WASHINGTON -- A team fighting for first place late in the season is routed by a lottery-bound team led by a player on a 10-day contract. And, just for good measure, let's say the lottery team finishes the game short-handed because two starters come down with the very same injury.
While the world never will know for sure whether the Wizards could handle the Final Four school, they certainly had no problem making the Philadelphia 76ers look a bit amateurish Friday night. Washington took a double-digit lead early in the second quarter and never let up in a 97-76 victory.
"For whatever reason, we weren't ready," Philadelphia coach Doug Collins said. "You get down and you think you're going to turn on some switch or whatever, and those guys knocked us around. They deserved to beat us like they did tonight. It wasn't even a game."
The loss, combined with Boston's 100-79 win over Minnesota, knocked Philadelphia out of the top spot in the Atlantic Division and all the way down to seventh place in the Eastern Conference. The 76ers had been in first in their division -- either alone or tied -- since Dec. 28, but they've now lost six of nine and are struggling to score.
Philadelphia had only 36 points -- including just two fast-break points -- at halftime against Washington and were simply outhustled throughout. The Wizards outrebounded the 76ers 52-38 for the game.
"It was little stuff like them getting to the 50-50 balls, making shots and making us pay," said Evan Turner, who scored 11 points and was the only starter in double figures. "They played well. We couldn't stop the bleeding."
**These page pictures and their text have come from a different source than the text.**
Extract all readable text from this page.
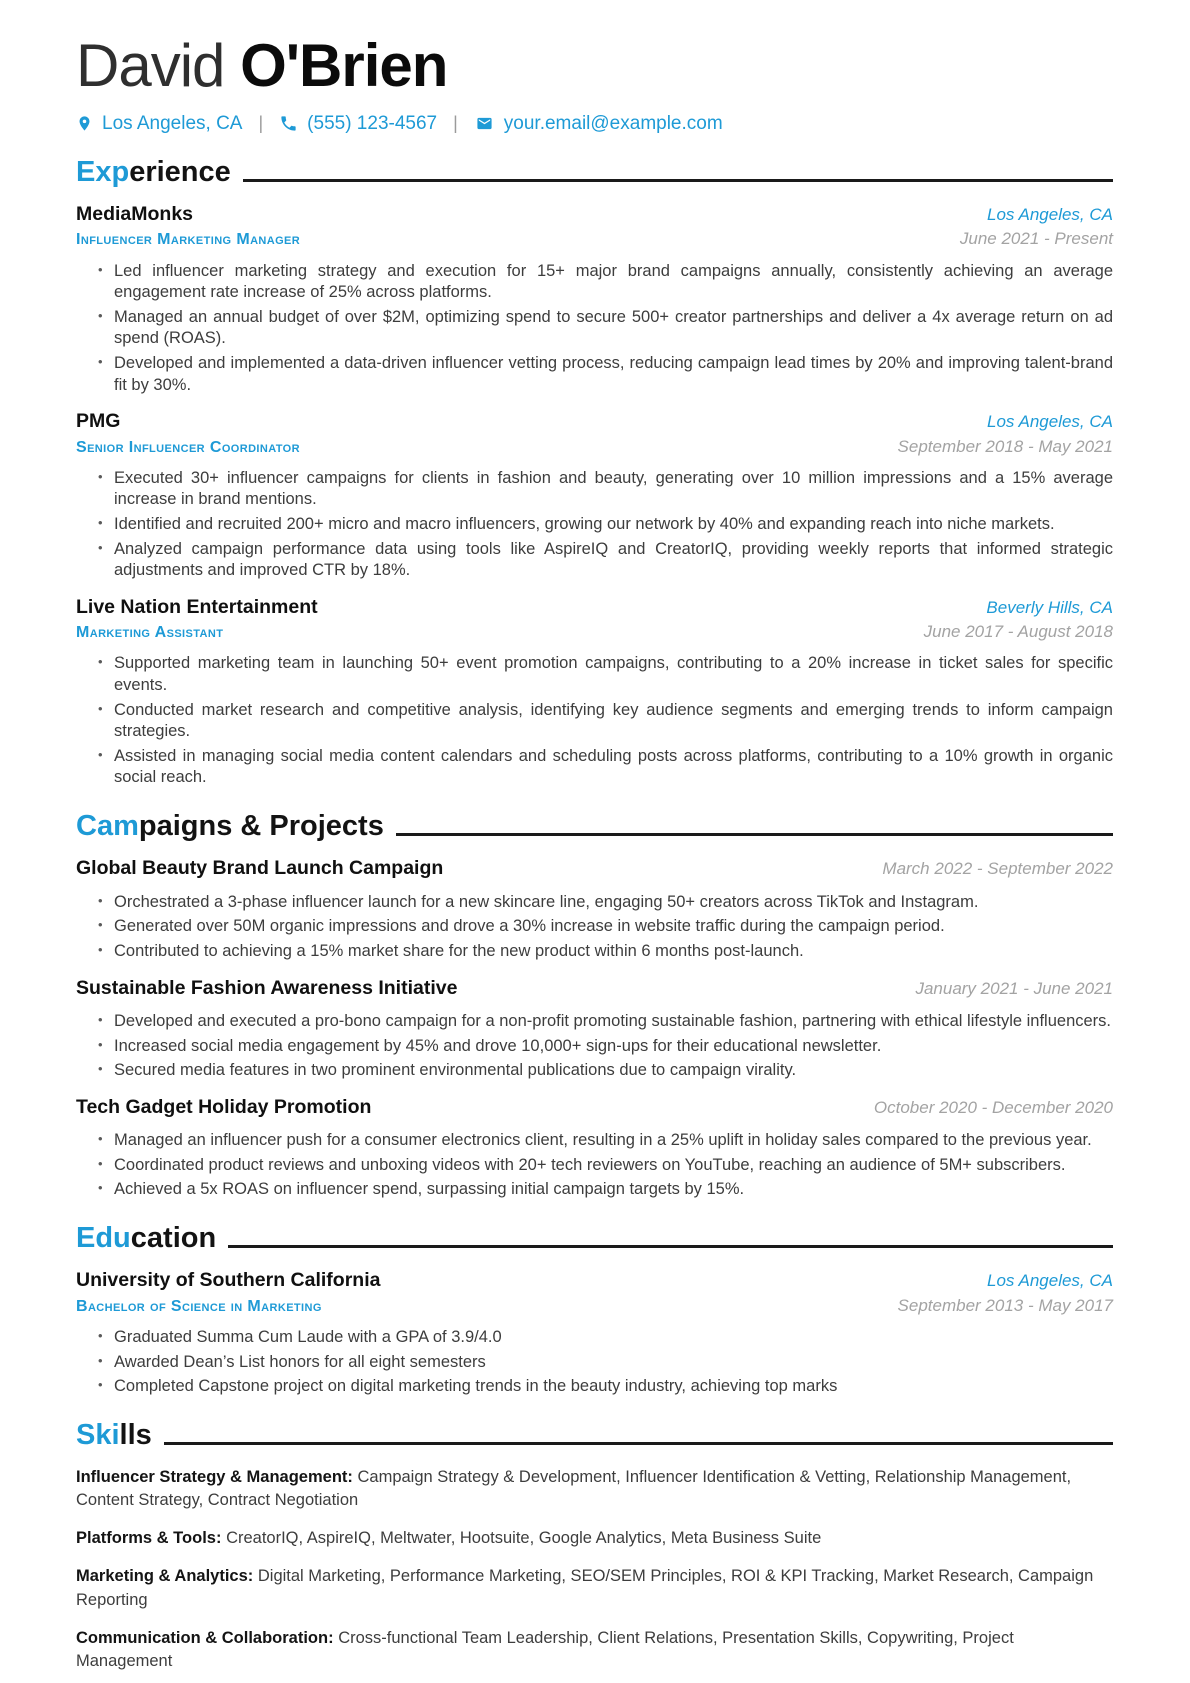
David O'Brien
Los Angeles, CA | (555) 123-4567 | your.email@example.com
Exp erience
MediaMonks	Los Angeles, CA
Influencer Marketing Manager	June 2021 - Present
• Led influencer marketing strategy and execution for 15+ major brand campaigns annually, consistently achieving an average engagement rate increase of 25% across platforms.
• Managed an annual budget of over $2M, optimizing spend to secure 500+ creator partnerships and deliver a 4x average return on ad spend (ROAS).
• Developed and implemented a data-driven influencer vetting process, reducing campaign lead times by 20% and improving talent-brand fit by 30%.
PMG	Los Angeles, CA
Senior Influencer Coordinator	September 2018 - May 2021
• Executed 30+ influencer campaigns for clients in fashion and beauty, generating over 10 million impressions and a 15% average increase in brand mentions.
• Identified and recruited 200+ micro and macro influencers, growing our network by 40% and expanding reach into niche markets.
• Analyzed campaign performance data using tools like AspireIQ and CreatorIQ, providing weekly reports that informed strategic adjustments and improved CTR by 18%.
Live Nation Entertainment	Beverly Hills, CA
Marketing Assistant	June 2017 - August 2018
• Supported marketing team in launching 50+ event promotion campaigns, contributing to a 20% increase in ticket sales for specific events.
• Conducted market research and competitive analysis, identifying key audience segments and emerging trends to inform campaign strategies.
• Assisted in managing social media content calendars and scheduling posts across platforms, contributing to a 10% growth in organic social reach.
Cam paigns & Projects
Global Beauty Brand Launch Campaign	March 2022 - September 2022
• Orchestrated a 3-phase influencer launch for a new skincare line, engaging 50+ creators across TikTok and Instagram.
• Generated over 50M organic impressions and drove a 30% increase in website traffic during the campaign period.
• Contributed to achieving a 15% market share for the new product within 6 months post-launch.
Sustainable Fashion Awareness Initiative	January 2021 - June 2021
• Developed and executed a pro-bono campaign for a non-profit promoting sustainable fashion, partnering with ethical lifestyle influencers.
• Increased social media engagement by 45% and drove 10,000+ sign-ups for their educational newsletter.
• Secured media features in two prominent environmental publications due to campaign virality.
Tech Gadget Holiday Promotion	October 2020 - December 2020
• Managed an influencer push for a consumer electronics client, resulting in a 25% uplift in holiday sales compared to the previous year.
• Coordinated product reviews and unboxing videos with 20+ tech reviewers on YouTube, reaching an audience of 5M+ subscribers.
• Achieved a 5x ROAS on influencer spend, surpassing initial campaign targets by 15%.
Edu cation
University of Southern California	Los Angeles, CA
Bachelor of Science in Marketing	September 2013 - May 2017
• Graduated Summa Cum Laude with a GPA of 3.9/4.0
• Awarded Dean’s List honors for all eight semesters
• Completed Capstone project on digital marketing trends in the beauty industry, achieving top marks
Ski lls

Influencer Strategy & Management: Campaign Strategy & Development, Influencer Identification & Vetting, Relationship Management, Content Strategy, Contract Negotiation

Platforms & Tools: CreatorIQ, AspireIQ, Meltwater, Hootsuite, Google Analytics, Meta Business Suite

Marketing & Analytics: Digital Marketing, Performance Marketing, SEO/SEM Principles, ROI & KPI Tracking, Market Research, Campaign Reporting

Communication & Collaboration: Cross-functional Team Leadership, Client Relations, Presentation Skills, Copywriting, Project Management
The Wizards had lost five straight, and former Maryland coach Gary Williams was thinking aloud on the radio this week when he came up with a scenario under which Washington could perhaps lose a one-off game at Rupp Arena. The story grew legs, even though Wildcats coach John Calipari tried to stop the debate in its tracks by saying: "This team could not beat one NBA team. Not one. The worst team in the league we could not beat."
Washington point guard John Wall, himself a one-and-done product of Kentucky, was in a good position to express a similar opinion after Friday's win.
"Oh, man, that's a joke," Wall said. "The Wildcats are a great team -- I hope they win the national championship -- but you can't believe what everybody says."
Still, the Wizards were far from conventional against a team that had beaten them badly three times already this year. Their top scorer was Cartier Martin, who tied a career high with 20 points in his second game under a 10-day contract. Trevor Booker left in the first period with a pulled ligament in his left foot, andNene scored 16 points before leaving in the fourth quarter -- also with a pulled ligament in his left foot. Both will be reevaluated Saturday.
"It's all about pain threshold," coach Randy Wittman said when asked whether either would play Sunday against Toronto.
Martin played 52 games for the Wizards last season, then played 30 games with a team in China during the lockout before joining the Iowa Energy of the NBA's D-League. He rejoined the Wizards on Wednesday and found that many familiar faces were no longer around, including coach Flip Saunders and traded regulars JaVale McGee and Nick Young.
Yet Martin was a scoring machine Friday, making four of seven 3-pointers.
"They go over a few things with me before I go onto the floor and let me know what I need to be doing," Martin said. "So I have an idea, but at the end of the day, it's basketball."
The Wizards had blown double-digit leads in their last three home loses, but they have been playing better defense lately. This was the eighth straight game in which the opponent failed to crack 100 points -- the franchise's longest such streak since 2003.
"Maybe this is a game we need to have that ice broken," Wittman said. "That was spectacular by our guys tonight."
The Wizards led by eight after the first period, by 19 at halftime and by 17 after three. A 76ers run seemed inevitable given what had transpired recently at the Verizon Center, but Philadelphia never got closer than 13 in the second half. When the 76ers scored four straight to make the score 81-68 early in the fourth, Martin responded with a 3-pointer.
"We talked about it at halftime," Crawford said. "(Coach) said, 'Step on their throats,' and that's what we wanted to do."